Album Review: Summer Walker shows out for debut album ‘Over It’

With fans eagerly waiting for her album release, Summer Walker finally dropped Over It on Friday. After the release of the hit remix “Girls Need Love” featuring Drake, Walker’s album was highly anticipated by fans. The album was further teased with singles “Playing Games” and “Stretch You Out (feat. A Boogie wit da Hoodie).” 

Waking up the R&B genre, the album also features Bryson Tiller, Usher, 6LACK, Drake, PARTYNEXTDOOR and Jhene Aiko.

With 18 powerful tracks, Over It will have fans going from wanting to swear off relationships forever to contemplating contacting an ex while drunk to swearing off relationships again, all while crying on the bathroom floor, just to end with listeners wanting to profess their love and invite their exes to come over. 

It is the perfect compilation of toxicity and beauty that will have you singing your heart out confused about why her lyrics are so relatable. Each song on the album conveys a different mood, and the swift change of emotion is so calculated it takes listeners a moment to pull themselves together between each track.
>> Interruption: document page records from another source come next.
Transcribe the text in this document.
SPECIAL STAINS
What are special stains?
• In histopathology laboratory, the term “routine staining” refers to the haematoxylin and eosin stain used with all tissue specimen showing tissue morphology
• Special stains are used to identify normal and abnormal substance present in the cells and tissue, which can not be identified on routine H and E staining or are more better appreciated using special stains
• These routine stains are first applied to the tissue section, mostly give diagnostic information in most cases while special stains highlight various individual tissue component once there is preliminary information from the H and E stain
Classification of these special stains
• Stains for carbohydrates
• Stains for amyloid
Walker opens with the title track, “Over It,” which sets the tone for the whole album. Her first line, “Am I really that much to handle?” says it all. The exhaustion conveyed in Walker’s voice and her lyrics is clear: She is sick of men making empty promises and not being able to handle her in relationships. 
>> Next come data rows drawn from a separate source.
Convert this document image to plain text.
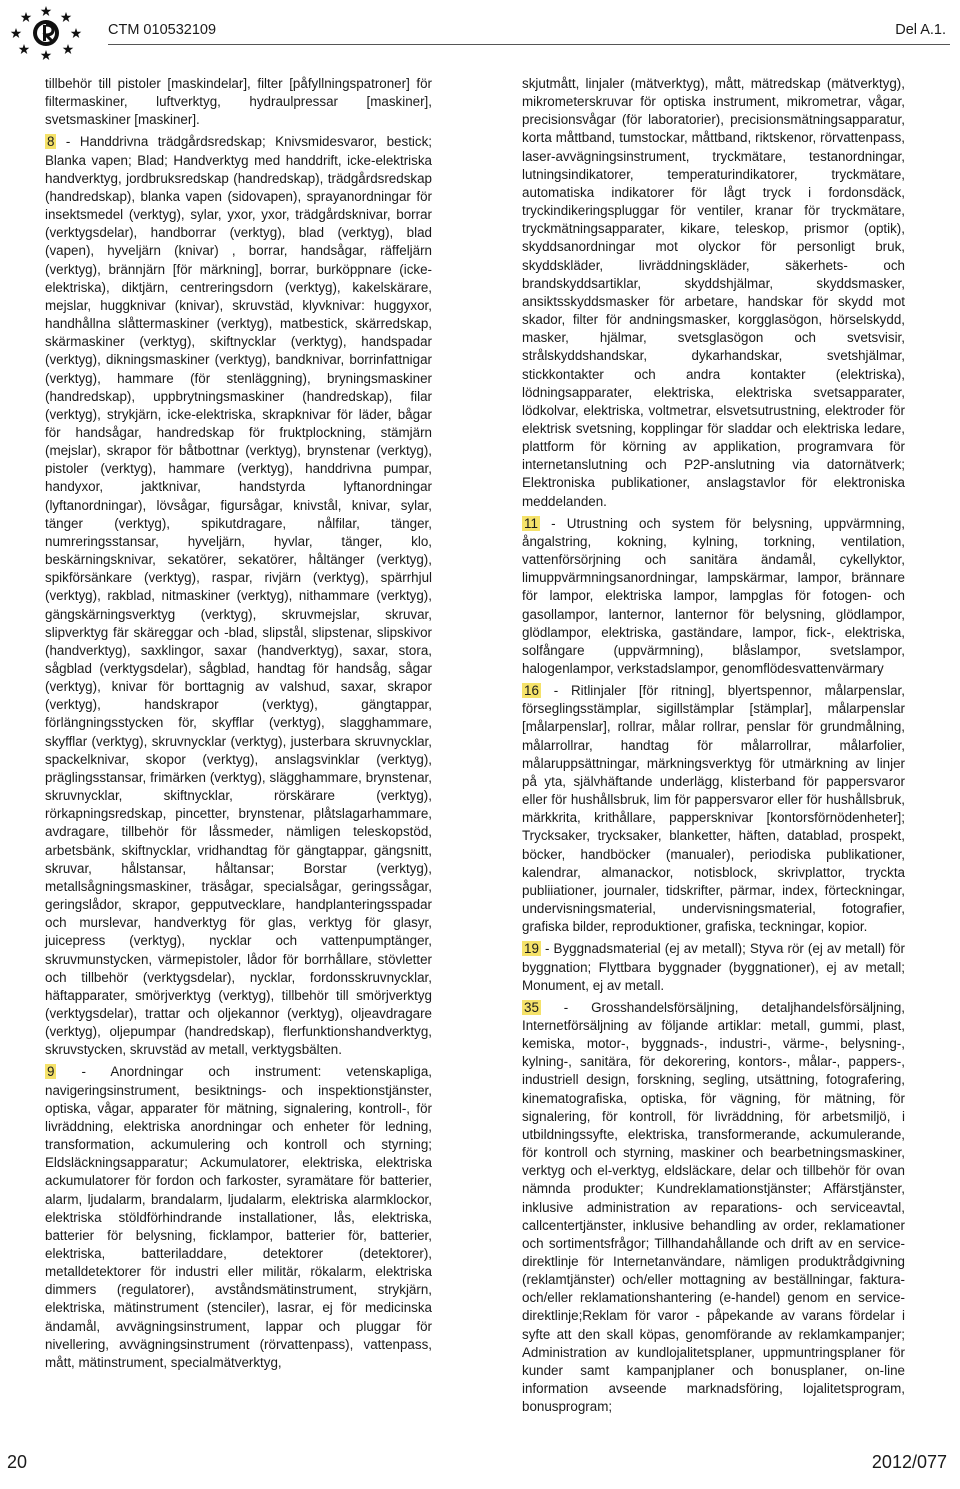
CTM 010532109	Del A.1.

tillbehör till pistoler [maskindelar], filter [påfyllningspatroner] för filtermaskiner, luftverktyg, hydraulpressar [maskiner], svetsmaskiner [maskiner].

8 - Handdrivna trädgårdsredskap; Knivsmidesvaror, bestick; Blanka vapen; Blad; Handverktyg med handdrift, icke-elektriska handverktyg, jordbruksredskap (handredskap), trädgårdsredskap (handredskap), blanka vapen (sidovapen), sprayanordningar för insektsmedel (verktyg), sylar, yxor, yxor, trädgårdsknivar, borrar (verktygsdelar), handborrar (verktyg), blad (verktyg), blad (vapen), hyveljärn (knivar) , borrar, handsågar, räffeljärn (verktyg), brännjärn [för märkning], borrar, burköppnare (icke-elektriska), diktjärn, centreringsdorn (verktyg), kakelskärare, mejslar, huggknivar (knivar), skruvstäd, klyvknivar: huggyxor, handhållna slåttermaskiner (verktyg), matbestick, skärredskap, skärmaskiner (verktyg), skiftnycklar (verktyg), handspadar (verktyg), dikningsmaskiner (verktyg), bandknivar, borrinfattnigar (verktyg), hammare (för stenläggning), bryningsmaskiner (handredskap), uppbrytningsmaskiner (handredskap), filar (verktyg), strykjärn, icke-elektriska, skrapknivar för läder, bågar för handsågar, handredskap för fruktplockning, stämjärn (mejslar), skrapor för båtbottnar (verktyg), brynstenar (verktyg), pistoler (verktyg), hammare (verktyg), handdrivna pumpar, handyxor, jaktknivar, handstyrda lyftanordningar (lyftanordningar), lövsågar, figursågar, knivstål, knivar, sylar, tänger (verktyg), spikutdragare, nålfilar, tänger, numreringsstansar, hyveljärn, hyvlar, tänger, klo, beskärningsknivar, sekatörer, sekatörer, håltänger (verktyg), spikförsänkare (verktyg), raspar, rivjärn (verktyg), spärrhjul (verktyg), rakblad, nitmaskiner (verktyg), nithammare (verktyg), gängskärningsverktyg (verktyg), skruvmejslar, skruvar, slipverktyg fär skäreggar och -blad, slipstål, slipstenar, slipskivor (handverktyg), saxklingor, saxar (handverktyg), saxar, stora, sågblad (verktygsdelar), sågblad, handtag för handsåg, sågar (verktyg), knivar för borttagnig av valshud, saxar, skrapor (verktyg), handskrapor (verktyg), gängtappar, förlängningsstycken för, skyfflar (verktyg), slagghammare, skyfflar (verktyg), skruvnycklar (verktyg), justerbara skruvnycklar, spackelknivar, skopor (verktyg), anslagsvinklar (verktyg), präglingsstansar, frimärken (verktyg), slägghammare, brynstenar, skruvnycklar, skiftnycklar, rörskärare (verktyg), rörkapningsredskap, pincetter, brynstenar, plåtslagarhammare, avdragare, tillbehör för låssmeder, nämligen teleskopstöd, arbetsbänk, skiftnycklar, vridhandtag för gängtappar, gängsnitt, skruvar, hålstansar, håltansar; Borstar (verktyg), metallsågningsmaskiner, träsågar, specialsågar, geringssågar, geringslådor, skrapor, gepputvecklare, handplanteringsspadar och murslevar, handverktyg för glas, verktyg för glasyr, juicepress (verktyg), nycklar och vattenpumptänger, skruvmunstycken, värmepistoler, lådor för borrhållare, stövletter och tillbehör (verktygsdelar), nycklar, fordonsskruvnycklar, häftapparater, smörjverktyg (verktyg), tillbehör till smörjverktyg (verktygsdelar), trattar och oljekannor (verktyg), oljeavdragare (verktyg), oljepumpar (handredskap), flerfunktionshandverktyg, skruvstycken, skruvstäd av metall, verktygsbälten.

9 - Anordningar och instrument: vetenskapliga, navigeringsinstrument, besiktnings- och inspektionstjänster, optiska, vågar, apparater för mätning, signalering, kontroll-, för livräddning, elektriska anordningar och enheter för ledning, transformation, ackumulering och kontroll och styrning; Eldsläckningsapparatur; Ackumulatorer, elektriska, elektriska ackumulatorer för fordon och farkoster, syramätare för batterier, alarm, ljudalarm, brandalarm, ljudalarm, elektriska alarmklockor, elektriska stöldförhindrande installationer, lås, elektriska, batterier för belysning, ficklampor, batterier för, batterier, elektriska, batteriladdare, detektorer (detektorer), metalldetektorer för industri eller militär, rökalarm, elektriska dimmers (regulatorer), avståndsmätinstrument, strykjärn, elektriska, mätinstrument (stenciler), lasrar, ej för medicinska ändamål, avvägningsinstrument, lappar och pluggar för nivellering, avvägningsinstrument (rörvattenpass), vattenpass, mått, mätinstrument, specialmätverktyg,

skjutmått, linjaler (mätverktyg), mått, mätredskap (mätverktyg), mikrometerskruvar för optiska instrument, mikrometrar, vågar, precisionsvågar (för laboratorier), precisionsmätningsapparatur, korta måttband, tumstockar, måttband, riktskenor, rörvattenpass, laser-avvägningsinstrument, tryckmätare, testanordningar, lutningsindikatorer, temperaturindikatorer, tryckmätare, automatiska indikatorer för lågt tryck i fordonsdäck, tryckindikeringspluggar för ventiler, kranar för tryckmätare, tryckmätningsapparater, kikare, teleskop, prismor (optik), skyddsanordningar mot olyckor för personligt bruk, skyddskläder, livräddningskläder, säkerhets- och brandskyddsartiklar, skyddshjälmar, skyddsmasker, ansiktsskyddsmasker för arbetare, handskar för skydd mot skador, filter för andningsmasker, korgglasögon, hörselskydd, masker, hjälmar, svetsglasögon och svetsvisir, strålskyddshandskar, dykarhandskar, svetshjälmar, stickkontakter och andra kontakter (elektriska), lödningsapparater, elektriska, elektriska svetsapparater, lödkolvar, elektriska, voltmetrar, elsvetsutrustning, elektroder för elektrisk svetsning, kopplingar för sladdar och elektriska ledare, plattform för körning av applikation, programvara för internetanslutning och P2P-anslutning via datornätverk; Elektroniska publikationer, anslagstavlor för elektroniska meddelanden.

11 - Utrustning och system för belysning, uppvärmning, ångalstring, kokning, kylning, torkning, ventilation, vattenförsörjning och sanitära ändamål, cykellyktor, limuppvärmningsanordningar, lampskärmar, lampor, brännare för lampor, elektriska lampor, lampglas för fotogen- och gasollampor, lanternor, lanternor för belysning, glödlampor, glödlampor, elektriska, gaständare, lampor, fick-, elektriska, solfångare (uppvärmning), blåslampor, svetslampor, halogenlampor, verkstadslampor, genomflödesvattenvärmary

16 - Ritlinjaler [för ritning], blyertspennor, målarpenslar, förseglingsstämplar, sigillstämplar [stämplar], målarpenslar [målarpenslar], rollrar, målar rollrar, penslar för grundmålning, målarrollrar, handtag för målarrollrar, målarfolier, målaruppsättningar, märkningsverktyg för utmärkning av linjer på yta, självhäftande underlägg, klisterband för pappersvaror eller för hushållsbruk, lim för pappersvaror eller för hushållsbruk, märkkrita, krithållare, pappersknivar [kontorsförnödenheter]; Trycksaker, trycksaker, blanketter, häften, datablad, prospekt, böcker, handböcker (manualer), periodiska publikationer, kalendrar, almanackor, notisblock, skrivplattor, tryckta publiiationer, journaler, tidskrifter, pärmar, index, förteckningar, undervisningsmaterial, undervisningsmaterial, fotografier, grafiska bilder, reproduktioner, grafiska, teckningar, kopior.

19 - Byggnadsmaterial (ej av metall); Styva rör (ej av metall) för byggnation; Flyttbara byggnader (byggnationer), ej av metall; Monument, ej av metall.

35 - Grosshandelsförsäljning, detaljhandelsförsäljning, Internetförsäljning av följande artiklar: metall, gummi, plast, kemiska, motor-, byggnads-, industri-, värme-, belysning-, kylning-, sanitära, för dekorering, kontors-, målar-, pappers-, industriell design, forskning, segling, utsättning, fotografering, kinematografiska, optiska, för vägning, för mätning, för signalering, för kontroll, för livräddning, för arbetsmiljö, i utbildningssyfte, elektriska, transformerande, ackumulerande, för kontroll och styrning, maskiner och bearbetningsmaskiner, verktyg och el-verktyg, eldsläckare, delar och tillbehör för ovan nämnda produkter; Kundreklamationstjänster; Affärstjänster, inklusive administration av reparations- och serviceavtal, callcentertjänster, inklusive behandling av order, reklamationer och sortimentsfrågor; Tillhandahållande och drift av en service-direktlinje för Internetanvändare, nämligen produktrådgivning (reklamtjänster) och/eller mottagning av beställningar, faktura- och/eller reklamationshantering (e-handel) genom en service-direktlinje;Reklam för varor - påpekande av varans fördelar i syfte att den skall köpas, genomförande av reklamkampanjer; Administration av kundlojalitetsplaner, uppmuntringsplaner för kunder samt kampanjplaner och bonusplaner, on-line information avseende marknadsföring, lojalitetsprogram, bonusprogram;

20	2012/077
The fourth track on the album, “Drunk Dialing…LODT,” is a two-part song, showcasing Walker’s soothing vocals filled with soul, heartbreak and love. The song brings listeners a story about breakups and love and how alcohol can intensify the relationship between the two. It is a brilliant showcase of how torn a woman can be when it comes to contacting someone you know isn’t good for you, but you love, anyway. 

Walker sampled the R&B song “You Make Me Wanna…” by Usher, his first major hit as a solo artist in the late ’90s, on her fifth track, titled “Come Thru.” She then proceeded to feature Usher on the song, intertwining old lyrics from the original hit with new ones. 

Walker not only intertwines the old lyrics of Usher, but also Destiny’s Child in “Playing Games,” by reiterating the groups message of calling out your lover in order to prove their loyalty. 

“Fun Girl,” the seventh track on the album, introduces the idea of women having a distorted image of themselves because of how men treat them and the hypocrisy of men being able to do as they please without being reduced to hypersexuality. She opens with, “I remember what you told me / Said I wasn’t made right, said I wasn’t cut right / That’s why I’m so lonely.” 

Walker and Jhene Aiko team up on the 15th track of the album, “I’ll Kill You,” conveying the message that they would do absolutely anything to protect the love they’ve finally found in their significant others. 

With the jaw-dropping lyrics, “If them b------ 'round you, better be blood / If it ain't me or your mama, shouldn't be showin' you no love / Please forgive me, I know that I'm stingy / 'Cause baby, I'm gang 'bout you,” Walker and Aiko make it known that they mean business. 

Walker grows up in the album. She finds her voice and brings fans an album that is not for the weak-willed. Over It is not just an album — it’s a heartbreakingly beautiful composition about the ups and downs of life and relationships.